Let me try two more, at random:
Whoa, here's a tricky one! "Variation for Violin and Piano," Uri Caine, The Goldberg Variations. Somewhere between Berg, Hindemith, and Wayne Shorter, this movement would not, in a first or even a one-thousand-and-first hearing, suggest Bach when heard out of context of the whole work. We could start with parody/imitation masses, or even cantus firmus, challenge the concept of authorship, make our way through Bach himself as transcriber, through different transcriptions of Bach spanning the 19th and 20th centuries, through Liszt and Busoni, through the downtown New York scene in the early 1990s, teach John Zorn, and then make our way to Caine.
"Candy Floss," Wilco, from the album Summer Teeth, a loving Beach Boys parody, even down to the Carl Wilson SoCal twang. Hmm... The Beach Boys could be a good gateway into vocal polyphony, but this is too hard. One more, for real this time:
Whoa! What a great one! "The Comedy (Noah and His Wife)," a terrifically strange, serial Stravinsky movement of spoken melodrama. (You can listen to most of it here at the Amazon MP3 store.) We could tell different creation stories through music--find Genesis in a noted missal, go back to Jewish chant, Haydn to Das Rheingold to Milhaud's La Creation du Monde through the first movement of Berio's Sinfonia, vaudeville, the adoption of late style by composers. This piece reminds me (uncannily, actually) of the more frightening, strangest passages from Ellington's Second Sacred Concert, "Supreme Being," that tells the story of Eden through a dense atonal haze, chanted choir, and a happy-go-lucky boy's voice who tells the story of Adam and Eve as if he were the apple.

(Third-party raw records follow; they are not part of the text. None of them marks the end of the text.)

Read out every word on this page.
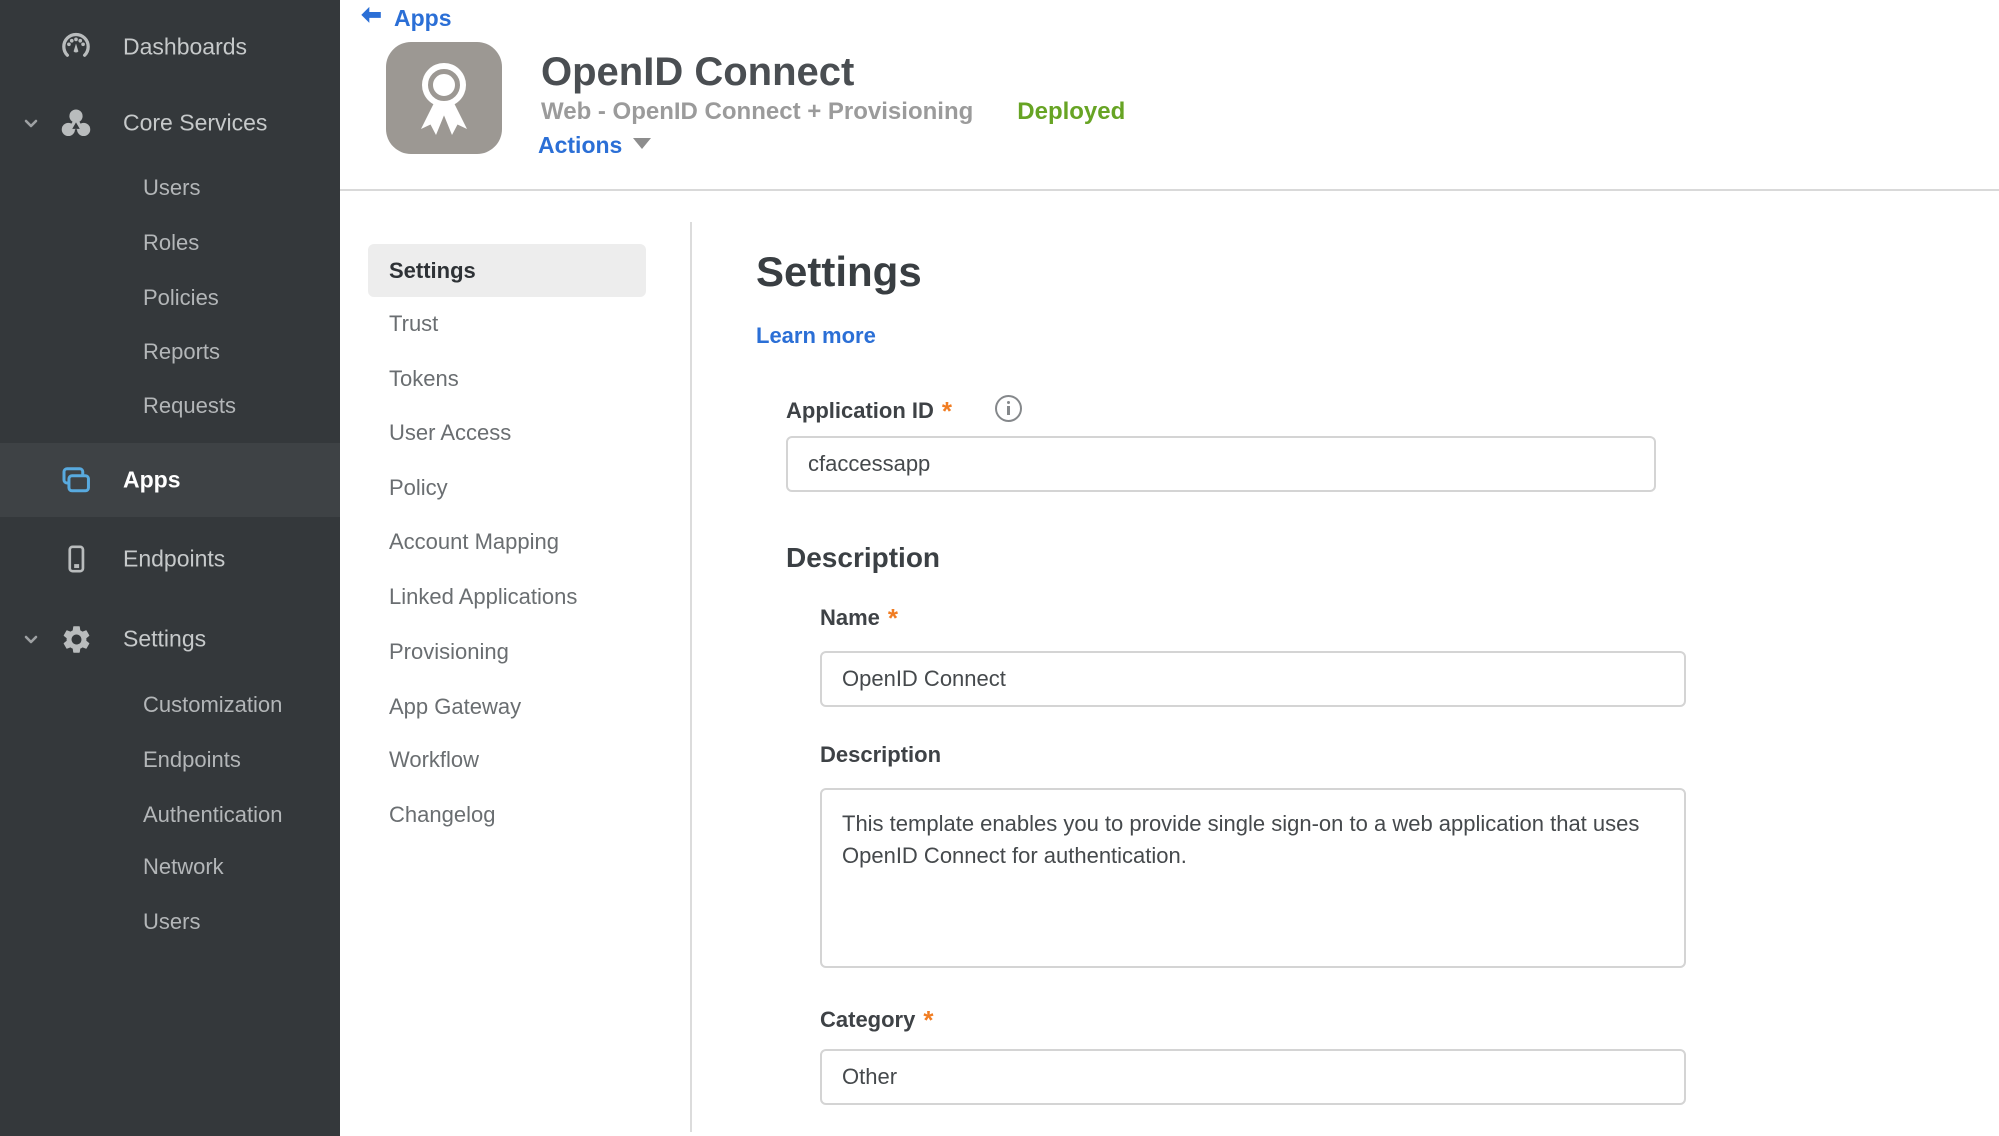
Dashboards
Core Services
Users
Roles
Policies
Reports
Requests
Apps
Endpoints
Settings
Customization
Endpoints
Authentication
Network
Users
Apps
OpenID Connect
Web - OpenID Connect + Provisioning Deployed
Actions
Settings
Trust
Tokens
User Access
Policy
Account Mapping
Linked Applications
Provisioning
App Gateway
Workflow
Changelog
Settings
Learn more
Application ID *
cfaccessapp
Description
Name *
OpenID Connect
Description
This template enables you to provide single sign-on to a web application that uses OpenID Connect for authentication.
Category *
Other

This might not be a bad, if extremely arbitrary, way to structure a liberal arts class.
Going on with my current "shuffle session," I just came upon a recording of the third movement of Boulez's second piano sonata. 'Twould be a very fine focal point for a course, and maybe throughout the semester I could play it often enough that some would even grow to like it.
Who knows? This is really half-baked, but blogs can be half-baked, right?